Basicamente, o que quase sempre costumamos ouvir: Slowdive, My Bloody Valentine, Silversun Pickups, Pink Floyd, Yuck, Nirvana, Deerhunter, Weezer, Sonic Youth, Pixies, Seapony, Best Coast, Beach Fossils. Existiram varias etapas, gravações, pausas e composições que surgiram no meio do processo, quando já parecia estar definido. Inicialmente, costumamos compor as músicas nos violões e depois repassamos para o nosso guitarrista e produtor, que cria uma demo com as músicas e passa para nós, onde criamos os arranjos e definimos o som final à ser gravado em estúdio.


Você tem planos de regravar o primeiro EP, ''Super Universe''?

Não. As músicas que deveríamos reaproveitar já foram, como ''Universe''. Super Universe foi um EP criado de maneira inexperiente ainda, com programas simples e captação mito caseira, as letras eram meio adolescentes e não há a intenção, por enquanto, de ter esse projeto de regravação em mente.


Fale sobre o Lemonoise Folkpie?

O Lemonoise Folkpie é a minha necessidade de ter um projeto folk, porque há muito eu sou apaixonada por folk, artistas como Johnny Cash, Bob Dylan, Joni Mitchell, Neil Young, Neko Case... Desde 2010, quando comecei a fazer música, eu tive algumas composições nessa linha. O Lemonoise não é uma banda formada, mas uma parceria entre outros artistas, como uma gravação com Arthur Azoubel, da Team.Radio, na faixa ''Dual''.
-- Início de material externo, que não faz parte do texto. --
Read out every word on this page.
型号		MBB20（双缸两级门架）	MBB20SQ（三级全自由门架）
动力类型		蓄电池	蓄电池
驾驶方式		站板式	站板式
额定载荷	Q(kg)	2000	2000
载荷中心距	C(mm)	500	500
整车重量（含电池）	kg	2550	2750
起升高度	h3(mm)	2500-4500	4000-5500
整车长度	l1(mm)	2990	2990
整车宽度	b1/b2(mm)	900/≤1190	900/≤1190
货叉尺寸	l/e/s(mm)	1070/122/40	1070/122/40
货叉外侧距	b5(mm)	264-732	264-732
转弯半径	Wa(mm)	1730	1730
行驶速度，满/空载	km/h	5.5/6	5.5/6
Vamos falar das letras, cantar em inglês é mais confortável pelo som que você faz? Ainda existe uma barreira do público com o idioma?

Ainda tem gente com preconceitos, mas nossa banda na verdade é voltada para fazer músicas internacionais. Não fazemos músicas nos moldes brasileiros, ainda que ''Hidrometeoro'', que é uma música em português, consideramos também ser confortável cantarmos em inglês.


E sobre o que falam as letras? São autobiográficas?

A grande maioria é autobiográfica. Falam sobre experiências passadas e presentes, e sobre coisas que almejamos no futuro.


Para quando está previsto o lançamento do disco?

Nossa intenção é lançar o álbum ainda esse ano.


Quais os planos para a divulgação do disco, shows e etc etc?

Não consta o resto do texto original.